The Autobiography of Malcolm X proved instrumental. The works of historians such as W.E.B. Du Bois, novelists such as Toni Morrison, and James Baldwin’s non-fiction essays have been very influential.
You’ve written extensively on Black Power and civil rights history. As new movements continue to evolve, how has your understanding of past struggles influenced your interpretation of the present?
The past is never simply about history, but about how we come to shape, define, debate, and discuss the moral and ethical frameworks for the present and future. So, my study of social and political movements from Reconstruction to the present intensely shape the way I analyze contemporary movements. Historical context allows us to see echoes, antecedents, parallels, and juxtapositions.
What impact do you hope your work will have on future generations?
I hope that the work I have done offers a way of examining the grandeur and travails of the ongoing American experiment in multiracial democracy and its reverberations around the world. That story is filled with so much hope, triumph, and inspiration, in addition to conflict, violence, and setbacks.
Do you have any particularly special memories from your involvement with the Texas Book Festival over the years, either as an author or as an attendee?
Too many to recount. I loved being in conversation with Michele Norris in discussion of her Race Card Project last year at the State Theater. Fantastic book, author, and audience. I learned so much from the stories she shares in her book and ongoing project.
The Texas Writer Award honors your career as a whole. What does receiving this award mean to you?

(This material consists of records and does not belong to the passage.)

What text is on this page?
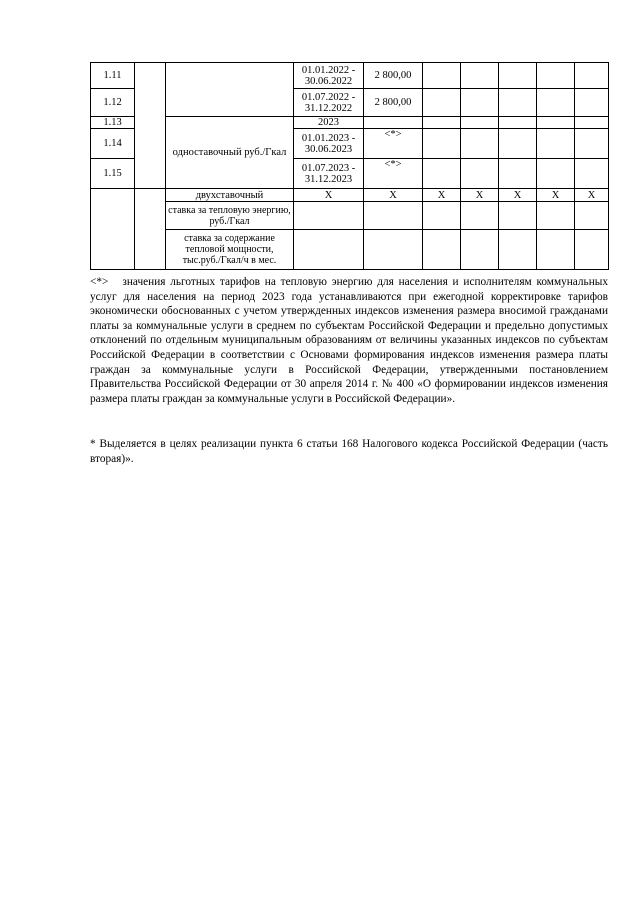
1.11			01.01.2022 - 30.06.2022	2 800,00					
1.12			01.07.2022 - 31.12.2022	2 800,00					
1.13		одноставочный руб./Гкал	2023						
1.14			01.01.2023 - 30.06.2023	<*>					
1.15			01.07.2023 - 31.12.2023	<*>					
		двухставочный	X	X	X	X	X	X	X
		ставка за тепловую энергию, руб./Гкал							
		ставка за содержание тепловой мощности, тыс.руб./Гкал/ч в мес.							
<*> значения льготных тарифов на тепловую энергию для населения и исполнителям коммунальных услуг для населения на период 2023 года устанавливаются при ежегодной корректировке тарифов экономически обоснованных с учетом утвержденных индексов изменения размера вносимой гражданами платы за коммунальные услуги в среднем по субъектам Российской Федерации и предельно допустимых отклонений по отдельным муниципальным образованиям от величины указанных индексов по субъектам Российской Федерации в соответствии с Основами формирования индексов изменения размера платы граждан за коммунальные услуги в Российской Федерации, утвержденными постановлением Правительства Российской Федерации от 30 апреля 2014 г. № 400 «О формировании индексов изменения размера платы граждан за коммунальные услуги в Российской Федерации».
* Выделяется в целях реализации пункта 6 статьи 168 Налогового кодекса Российской Федерации (часть вторая)».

This award is very meaningful. A wonderful honor, considering the arc of my career as a writer. So much of writing is about finding, sustaining, and growing your own voice. Graduate school, paradoxically, can make this journey a messier and more difficult one than it should be due to all of the rules of academic writing that are thrust upon you at a young age. In the last decade, coinciding with my time in Texas, I have been more comfortable seeing myself as not only a historian but as a storyteller. So, I am thrilled about receiving this award.
What’s next for you as a writer? Can you share a bit about what you’re working on now?
I am working on a book called Witness: James Baldwin’s 1963 that is an outgrowth of my forthcoming book on the civil rights movement and 1963, called Freedom Season: How 1963 Transformed the Civil Rights Revolution. I am also writing a short book on Martin Luther King Jr.’ which examines how and why King’s most radical commitment to citizenship and dignity is needed now more than ever. And, I have a book project on Malcolm X’s final year that will be published soon.
About Dr. Peniel Joseph
Peniel E. Joseph is the Barbara Jordan Chair in Ethics and Political Values, founding director of the Center for the Study of Race and Democracy at the LBJ School of Public Affairs, and distinguished service leadership professor and professor of history at the University of Texas at Austin. He is the author and editor of eight award-winning books on African American history, including The Third Reconstruction and The Sword and the Shield. He lives in Austin, Texas.